L’objectif est de nous caricaturer pour nous faire passer pour des « inconditionnels aveugles » qui célèbrent un véritable culte de la personnalité : « Ils exigent en quelque sorte que l’on ne touche pas à l’idole, qu’on la célèbre, qu’on la décrive sous les traits du défenseur des principes ou du pur agneau sacrifié par la méchanceté des hommes et, accessoirement, par les « antagonismes sociaux » ».
Nous n’étions pas d’accord avec lui, on devenait ses censeurs !
Incroyable, alors que c’était seulement lui qui avait les honneurs de « L’Histoire ». À quel moment a-t-on pu y lire un article d’Albert Soboul ou de Michel Vovelle ? Jamais !
Gueniffey terminait sa diatribe par une attaque aussi malveillante qu’injuste : « On pourra se consoler en se disant qu’il en va du culte des grands hommes comme de celui des dieux : l’un comme l’autre a ses prophètes, et ses bigots ».
Je me souviens parfaitement avoir fait lire ce courrier des lecteurs à Christian Lescureux qui fut scandalisé par la « réponse » de Gueniffey, lui souvent si pondéré !
Christian décida alors de relater dans le bulletin de l’ARBR cette bataille de « L’Histoire ». Il rédigea donc lui-même, comme très souvent à l’époque, cet article publié dans le bulletin numéro 20 d’octobre 1994 :
« Réponses à la Revue « L’Histoire ».
Courriers et coups de fil multiples ont convergé vers l’ARBR dans les jours qui ont suivi la sortie du numéro de la Revue « L’Histoire » portant en gros titre « Robespierre Portrait d’un Tyran » en couverture.
Chacun exprimait son indignation et souhaitait que nous protestions. La revue elle-même a cité des extraits de deux des lettres qu’elle a reçues à propos de ce dossier, dont celle de notre ami Bruno Decriem. Voici quelques-une des passages de ce courrier :
« J’appartiens à une association départementale ( Les Amis de Robespierre pour le Bicentenaire de la Révolution). Je tiens à m’indigner publiquement contre votre dossier sur Robespierre.
Je ne peux que déplorer le manque d’impartialité avec lequel vous avez traité ce personnage-clef de la Révolution... ( défenseur des Noirs, des citoyens passifs, des Juifs, des libertés individuelles, seul pacifiste en 1791-1792, …)
Bien sûr Robespierre ne laisse personne indifférent et son rôle dans la Terreur peut être discuté. ( Il a cependant été, en 1793-1794, l’un des sauveurs de la France envahie par la coalition royaliste européenne.) Mais il aurait fallu, pour être impartial, intégrer à côté de vos articles anti-robespierristes d’autres articles présentant un autre point de vue. »

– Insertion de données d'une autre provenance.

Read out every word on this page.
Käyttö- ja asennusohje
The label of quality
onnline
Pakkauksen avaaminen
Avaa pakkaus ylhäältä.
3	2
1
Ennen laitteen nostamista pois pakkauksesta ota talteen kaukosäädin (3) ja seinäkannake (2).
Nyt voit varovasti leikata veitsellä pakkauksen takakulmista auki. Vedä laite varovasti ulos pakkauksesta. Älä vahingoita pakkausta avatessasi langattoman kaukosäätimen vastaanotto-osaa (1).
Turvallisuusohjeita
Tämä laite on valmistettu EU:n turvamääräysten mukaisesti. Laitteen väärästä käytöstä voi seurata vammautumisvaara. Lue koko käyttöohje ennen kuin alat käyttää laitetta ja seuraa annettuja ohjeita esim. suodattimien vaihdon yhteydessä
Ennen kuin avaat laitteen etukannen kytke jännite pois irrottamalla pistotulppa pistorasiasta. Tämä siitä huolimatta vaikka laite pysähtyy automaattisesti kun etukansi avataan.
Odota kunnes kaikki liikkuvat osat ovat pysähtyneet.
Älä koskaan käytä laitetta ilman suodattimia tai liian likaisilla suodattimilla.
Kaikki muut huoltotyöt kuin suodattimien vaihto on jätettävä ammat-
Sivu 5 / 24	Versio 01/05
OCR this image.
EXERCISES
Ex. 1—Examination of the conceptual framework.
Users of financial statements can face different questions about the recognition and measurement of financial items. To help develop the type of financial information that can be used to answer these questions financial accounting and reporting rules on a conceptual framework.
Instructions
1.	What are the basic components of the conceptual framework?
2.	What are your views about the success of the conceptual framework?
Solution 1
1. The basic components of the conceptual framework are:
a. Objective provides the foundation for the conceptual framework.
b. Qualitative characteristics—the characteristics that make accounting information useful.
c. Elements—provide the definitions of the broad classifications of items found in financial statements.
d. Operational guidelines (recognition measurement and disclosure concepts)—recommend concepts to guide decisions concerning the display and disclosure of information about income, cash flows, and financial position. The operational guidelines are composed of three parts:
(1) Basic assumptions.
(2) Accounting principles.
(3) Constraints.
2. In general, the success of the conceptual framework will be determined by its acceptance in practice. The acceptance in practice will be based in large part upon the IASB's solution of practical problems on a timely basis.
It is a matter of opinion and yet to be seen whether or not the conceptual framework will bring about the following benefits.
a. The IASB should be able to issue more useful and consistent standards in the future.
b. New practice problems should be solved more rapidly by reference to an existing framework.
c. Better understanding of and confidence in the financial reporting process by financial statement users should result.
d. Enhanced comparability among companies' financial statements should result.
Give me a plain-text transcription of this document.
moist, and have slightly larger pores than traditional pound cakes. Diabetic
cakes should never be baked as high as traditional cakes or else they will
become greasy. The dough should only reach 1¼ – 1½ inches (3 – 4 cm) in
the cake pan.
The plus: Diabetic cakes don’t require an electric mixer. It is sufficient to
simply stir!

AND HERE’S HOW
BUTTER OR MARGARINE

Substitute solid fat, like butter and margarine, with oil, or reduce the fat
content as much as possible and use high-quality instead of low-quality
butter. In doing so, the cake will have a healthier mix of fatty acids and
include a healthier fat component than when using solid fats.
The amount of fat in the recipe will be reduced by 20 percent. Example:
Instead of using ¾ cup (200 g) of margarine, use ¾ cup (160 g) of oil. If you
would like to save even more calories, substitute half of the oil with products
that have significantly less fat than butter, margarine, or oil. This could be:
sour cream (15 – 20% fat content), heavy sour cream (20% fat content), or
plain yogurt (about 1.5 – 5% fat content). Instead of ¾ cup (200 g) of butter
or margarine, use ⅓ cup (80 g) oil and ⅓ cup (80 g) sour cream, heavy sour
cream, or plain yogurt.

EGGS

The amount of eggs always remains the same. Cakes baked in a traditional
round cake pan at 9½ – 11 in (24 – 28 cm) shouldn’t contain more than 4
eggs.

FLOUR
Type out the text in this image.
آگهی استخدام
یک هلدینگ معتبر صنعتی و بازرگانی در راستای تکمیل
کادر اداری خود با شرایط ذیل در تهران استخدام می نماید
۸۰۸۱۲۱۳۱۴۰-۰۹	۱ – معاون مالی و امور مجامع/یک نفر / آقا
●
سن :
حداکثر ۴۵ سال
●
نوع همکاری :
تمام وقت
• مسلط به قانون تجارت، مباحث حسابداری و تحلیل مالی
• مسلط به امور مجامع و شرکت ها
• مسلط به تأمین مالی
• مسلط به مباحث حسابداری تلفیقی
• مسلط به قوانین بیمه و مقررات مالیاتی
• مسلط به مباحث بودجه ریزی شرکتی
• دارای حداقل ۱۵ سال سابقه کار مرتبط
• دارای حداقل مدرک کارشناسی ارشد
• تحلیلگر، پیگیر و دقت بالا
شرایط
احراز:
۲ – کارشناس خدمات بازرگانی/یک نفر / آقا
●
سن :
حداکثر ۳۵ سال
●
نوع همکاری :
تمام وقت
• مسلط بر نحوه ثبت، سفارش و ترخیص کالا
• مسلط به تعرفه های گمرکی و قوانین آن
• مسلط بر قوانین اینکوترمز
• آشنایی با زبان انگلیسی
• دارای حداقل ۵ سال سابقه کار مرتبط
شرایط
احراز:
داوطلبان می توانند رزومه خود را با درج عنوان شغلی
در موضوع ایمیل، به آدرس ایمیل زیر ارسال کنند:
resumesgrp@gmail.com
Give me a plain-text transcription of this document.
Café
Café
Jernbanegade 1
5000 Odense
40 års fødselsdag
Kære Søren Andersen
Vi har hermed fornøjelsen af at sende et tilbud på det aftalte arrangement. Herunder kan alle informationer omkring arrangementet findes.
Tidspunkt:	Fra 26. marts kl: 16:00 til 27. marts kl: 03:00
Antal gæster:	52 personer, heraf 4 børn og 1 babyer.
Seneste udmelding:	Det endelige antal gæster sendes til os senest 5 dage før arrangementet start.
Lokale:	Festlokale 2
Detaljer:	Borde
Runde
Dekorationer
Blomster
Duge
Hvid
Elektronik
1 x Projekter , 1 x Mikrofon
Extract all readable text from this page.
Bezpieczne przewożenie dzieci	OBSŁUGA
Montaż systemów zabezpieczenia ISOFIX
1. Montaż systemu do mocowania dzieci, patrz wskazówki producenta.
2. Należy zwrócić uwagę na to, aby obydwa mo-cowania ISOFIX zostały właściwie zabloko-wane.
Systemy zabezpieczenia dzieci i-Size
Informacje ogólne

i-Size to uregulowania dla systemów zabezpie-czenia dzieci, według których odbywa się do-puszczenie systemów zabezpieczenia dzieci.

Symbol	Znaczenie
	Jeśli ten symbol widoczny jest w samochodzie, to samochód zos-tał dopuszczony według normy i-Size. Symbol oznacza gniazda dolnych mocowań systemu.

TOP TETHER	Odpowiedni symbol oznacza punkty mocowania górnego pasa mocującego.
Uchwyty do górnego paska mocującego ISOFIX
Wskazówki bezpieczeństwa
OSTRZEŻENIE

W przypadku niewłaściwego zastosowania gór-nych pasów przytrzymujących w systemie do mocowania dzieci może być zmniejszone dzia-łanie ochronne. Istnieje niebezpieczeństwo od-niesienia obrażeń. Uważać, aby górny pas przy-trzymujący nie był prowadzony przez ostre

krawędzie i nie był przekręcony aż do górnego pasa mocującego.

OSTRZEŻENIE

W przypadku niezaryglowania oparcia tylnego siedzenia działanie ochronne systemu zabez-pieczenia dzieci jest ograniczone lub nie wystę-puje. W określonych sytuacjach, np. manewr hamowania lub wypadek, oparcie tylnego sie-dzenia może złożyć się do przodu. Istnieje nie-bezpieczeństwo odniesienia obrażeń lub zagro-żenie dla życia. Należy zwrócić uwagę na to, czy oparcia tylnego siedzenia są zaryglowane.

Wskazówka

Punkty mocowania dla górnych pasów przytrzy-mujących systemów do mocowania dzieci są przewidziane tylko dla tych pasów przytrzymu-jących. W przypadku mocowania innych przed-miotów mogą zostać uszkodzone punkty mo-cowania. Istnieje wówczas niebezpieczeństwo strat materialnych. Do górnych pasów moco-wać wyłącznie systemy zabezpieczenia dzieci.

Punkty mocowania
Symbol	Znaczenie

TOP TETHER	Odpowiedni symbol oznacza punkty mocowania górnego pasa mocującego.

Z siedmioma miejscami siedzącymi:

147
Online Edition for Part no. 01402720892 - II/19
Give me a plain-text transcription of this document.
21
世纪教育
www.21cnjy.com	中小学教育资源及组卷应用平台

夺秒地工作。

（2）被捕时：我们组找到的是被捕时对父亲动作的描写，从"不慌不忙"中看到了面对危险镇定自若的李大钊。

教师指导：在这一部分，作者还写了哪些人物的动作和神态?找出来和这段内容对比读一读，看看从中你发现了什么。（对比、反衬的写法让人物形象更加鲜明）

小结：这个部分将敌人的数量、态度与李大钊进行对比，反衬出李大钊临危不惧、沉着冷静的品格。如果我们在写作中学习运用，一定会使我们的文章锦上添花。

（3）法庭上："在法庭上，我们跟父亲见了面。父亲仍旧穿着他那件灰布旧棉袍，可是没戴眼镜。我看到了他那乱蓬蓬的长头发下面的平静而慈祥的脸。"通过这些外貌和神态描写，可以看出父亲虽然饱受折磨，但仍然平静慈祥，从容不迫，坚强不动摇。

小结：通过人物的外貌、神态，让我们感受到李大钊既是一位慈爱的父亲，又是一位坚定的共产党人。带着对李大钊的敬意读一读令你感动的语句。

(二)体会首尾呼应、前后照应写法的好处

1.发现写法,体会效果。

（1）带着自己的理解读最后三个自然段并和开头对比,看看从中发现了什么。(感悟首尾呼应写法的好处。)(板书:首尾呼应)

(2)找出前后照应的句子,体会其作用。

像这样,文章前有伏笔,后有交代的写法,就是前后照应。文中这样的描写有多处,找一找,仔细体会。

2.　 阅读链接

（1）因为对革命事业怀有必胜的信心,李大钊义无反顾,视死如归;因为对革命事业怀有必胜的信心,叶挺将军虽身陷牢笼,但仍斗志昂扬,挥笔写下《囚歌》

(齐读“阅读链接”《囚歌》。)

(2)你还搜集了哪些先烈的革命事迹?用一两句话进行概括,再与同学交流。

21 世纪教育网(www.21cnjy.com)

Dans une réponse acerbe Patrice Gueniffey fait mine de n’avoir pas compris l’appel des correspondants à l’impartialité ( et à la publication de points de vue contradictoires). Il parle hagiographie et d’adorateurs d’idoles et perd la mesure jusqu’à traiter ses censeurs de « bigots ». »

2004 : Dix ans après, la récidive de « L’Histoire ».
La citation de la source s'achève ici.